What is a brown dwarf
What is a brown dwarf

Brown dwarfs used to be classified as either very light stars or very heavy planets. To make it easier to understand why scientists held such opinions, one can compare such celestial bodies with stars and planets. The mass of brown dwarfs varies from 0.012 to 0.0767 solar masses, or 12.57 to 80.35 masses of Jupiter. To better understand the situation, consider the fact that the mass of Jupiter is 2.47 times the mass of all other planets in the solar system combined.

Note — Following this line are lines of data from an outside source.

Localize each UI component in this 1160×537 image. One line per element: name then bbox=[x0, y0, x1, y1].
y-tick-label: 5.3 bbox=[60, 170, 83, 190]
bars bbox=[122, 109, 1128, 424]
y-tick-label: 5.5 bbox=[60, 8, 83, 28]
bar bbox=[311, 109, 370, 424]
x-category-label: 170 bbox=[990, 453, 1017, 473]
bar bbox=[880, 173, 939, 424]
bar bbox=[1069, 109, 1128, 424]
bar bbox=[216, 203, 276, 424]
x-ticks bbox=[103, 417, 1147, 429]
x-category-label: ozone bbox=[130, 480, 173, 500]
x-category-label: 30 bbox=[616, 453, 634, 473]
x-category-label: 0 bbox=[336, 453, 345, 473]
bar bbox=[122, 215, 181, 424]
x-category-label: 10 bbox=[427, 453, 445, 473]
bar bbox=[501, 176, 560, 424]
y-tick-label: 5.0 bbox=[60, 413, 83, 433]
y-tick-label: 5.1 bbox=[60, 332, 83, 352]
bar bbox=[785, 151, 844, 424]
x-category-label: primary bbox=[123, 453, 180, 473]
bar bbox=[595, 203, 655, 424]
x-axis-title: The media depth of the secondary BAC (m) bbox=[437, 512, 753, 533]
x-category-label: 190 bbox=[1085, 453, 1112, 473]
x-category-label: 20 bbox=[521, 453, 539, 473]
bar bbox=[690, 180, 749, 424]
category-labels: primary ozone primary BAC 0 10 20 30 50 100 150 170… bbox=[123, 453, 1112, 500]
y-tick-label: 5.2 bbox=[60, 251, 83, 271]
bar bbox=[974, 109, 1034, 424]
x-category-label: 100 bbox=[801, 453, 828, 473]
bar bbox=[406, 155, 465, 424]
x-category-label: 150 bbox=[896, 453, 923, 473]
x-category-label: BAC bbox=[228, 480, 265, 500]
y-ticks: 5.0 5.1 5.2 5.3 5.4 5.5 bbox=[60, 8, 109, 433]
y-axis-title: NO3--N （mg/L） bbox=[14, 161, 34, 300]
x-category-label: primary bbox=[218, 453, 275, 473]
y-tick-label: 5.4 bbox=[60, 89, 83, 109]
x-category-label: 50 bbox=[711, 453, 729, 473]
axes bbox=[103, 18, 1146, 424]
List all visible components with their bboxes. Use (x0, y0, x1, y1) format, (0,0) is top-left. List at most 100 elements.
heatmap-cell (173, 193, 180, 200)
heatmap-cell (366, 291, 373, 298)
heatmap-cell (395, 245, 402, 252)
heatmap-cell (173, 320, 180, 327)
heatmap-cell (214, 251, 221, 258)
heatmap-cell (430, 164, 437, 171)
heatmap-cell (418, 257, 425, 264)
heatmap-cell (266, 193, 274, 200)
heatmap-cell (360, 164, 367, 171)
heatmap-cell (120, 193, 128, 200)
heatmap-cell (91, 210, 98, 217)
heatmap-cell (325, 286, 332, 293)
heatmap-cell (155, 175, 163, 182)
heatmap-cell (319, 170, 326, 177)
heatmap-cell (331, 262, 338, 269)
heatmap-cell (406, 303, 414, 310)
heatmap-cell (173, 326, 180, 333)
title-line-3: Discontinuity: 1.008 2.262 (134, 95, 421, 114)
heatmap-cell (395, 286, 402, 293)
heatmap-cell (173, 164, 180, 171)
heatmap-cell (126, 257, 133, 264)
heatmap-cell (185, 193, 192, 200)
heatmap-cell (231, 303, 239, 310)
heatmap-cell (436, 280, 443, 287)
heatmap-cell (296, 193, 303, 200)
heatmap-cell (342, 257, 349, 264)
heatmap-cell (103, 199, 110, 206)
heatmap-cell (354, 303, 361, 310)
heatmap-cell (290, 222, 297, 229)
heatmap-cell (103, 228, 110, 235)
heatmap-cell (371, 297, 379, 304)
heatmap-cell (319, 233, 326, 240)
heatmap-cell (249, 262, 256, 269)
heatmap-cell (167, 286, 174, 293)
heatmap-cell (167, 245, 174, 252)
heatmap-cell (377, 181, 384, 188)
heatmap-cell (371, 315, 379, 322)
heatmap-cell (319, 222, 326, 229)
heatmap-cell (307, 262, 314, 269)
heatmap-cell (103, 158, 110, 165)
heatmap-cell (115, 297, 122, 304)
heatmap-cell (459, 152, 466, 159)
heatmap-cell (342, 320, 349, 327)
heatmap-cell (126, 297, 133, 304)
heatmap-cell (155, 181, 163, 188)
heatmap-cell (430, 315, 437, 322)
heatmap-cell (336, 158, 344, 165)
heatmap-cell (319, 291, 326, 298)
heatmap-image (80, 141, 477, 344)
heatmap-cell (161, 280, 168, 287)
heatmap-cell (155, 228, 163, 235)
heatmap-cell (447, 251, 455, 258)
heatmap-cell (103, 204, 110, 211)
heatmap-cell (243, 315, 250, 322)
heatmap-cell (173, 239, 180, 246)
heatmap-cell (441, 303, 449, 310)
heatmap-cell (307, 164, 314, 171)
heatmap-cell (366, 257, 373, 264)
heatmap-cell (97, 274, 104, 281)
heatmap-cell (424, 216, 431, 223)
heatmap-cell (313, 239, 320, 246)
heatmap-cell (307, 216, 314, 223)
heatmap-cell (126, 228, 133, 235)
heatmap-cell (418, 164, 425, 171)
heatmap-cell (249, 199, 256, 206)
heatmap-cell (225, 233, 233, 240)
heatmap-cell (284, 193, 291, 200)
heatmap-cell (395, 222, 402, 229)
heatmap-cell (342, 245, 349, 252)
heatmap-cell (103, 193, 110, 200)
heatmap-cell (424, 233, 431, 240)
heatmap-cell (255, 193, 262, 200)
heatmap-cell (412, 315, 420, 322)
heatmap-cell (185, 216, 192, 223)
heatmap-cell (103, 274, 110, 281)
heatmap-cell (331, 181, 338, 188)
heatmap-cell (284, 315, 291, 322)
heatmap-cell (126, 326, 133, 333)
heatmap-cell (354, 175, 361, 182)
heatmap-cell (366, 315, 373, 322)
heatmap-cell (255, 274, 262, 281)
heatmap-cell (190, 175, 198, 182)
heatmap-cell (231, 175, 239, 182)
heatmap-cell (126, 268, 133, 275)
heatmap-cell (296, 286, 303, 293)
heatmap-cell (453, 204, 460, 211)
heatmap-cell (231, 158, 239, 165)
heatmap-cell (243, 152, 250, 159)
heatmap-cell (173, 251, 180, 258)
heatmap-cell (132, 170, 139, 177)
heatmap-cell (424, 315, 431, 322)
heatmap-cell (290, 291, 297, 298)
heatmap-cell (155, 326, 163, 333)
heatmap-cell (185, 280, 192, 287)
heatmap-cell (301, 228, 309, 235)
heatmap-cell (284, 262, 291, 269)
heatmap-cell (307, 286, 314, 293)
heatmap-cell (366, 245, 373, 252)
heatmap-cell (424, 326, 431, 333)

In brown dwarfs, as in stars, thermonuclear reactions occur at the beginning of their life. However, there is a difference between these objects: the fact is that brown dwarfs cool down very quickly, and the temperature in their depths is too low to ensure a continuous reaction of converting hydrogen into helium, accompanied by the release of heat and light. By the way, the very color of these celestial bodies is due to their relatively low temperature, which is less than 2000 degrees Kelvin. In addition, brown dwarfs lack a radiative transfer zone, and heat transfer occurs only due to convection. In particular, lithium, which either burns out in stars at the initial stage of life, or remains in the upper layers, in brown dwarfs gradually passes from the cold upper layers to the hot inner ones, ensuring the mixing of substances and the relative homogeneity of the structure of the celestial body.

Brown dwarfs have long been thought of as planets because their average diameter is about the same as that of Jupiter. In addition, they are not able to sustain thermonuclear reactions for a long enough time. However, there are also significant differences between these celestial bodies. First, brown dwarfs differ from planets in density and mass. As noted above, their mass can be 80 times the mass of the gas giant Jupiter. Secondly, brown dwarfs, unlike planets, are capable of emitting in the infrared and sometimes in the X-ray range, which allowed astronomers to detect many of these celestial bodies far beyond the solar system.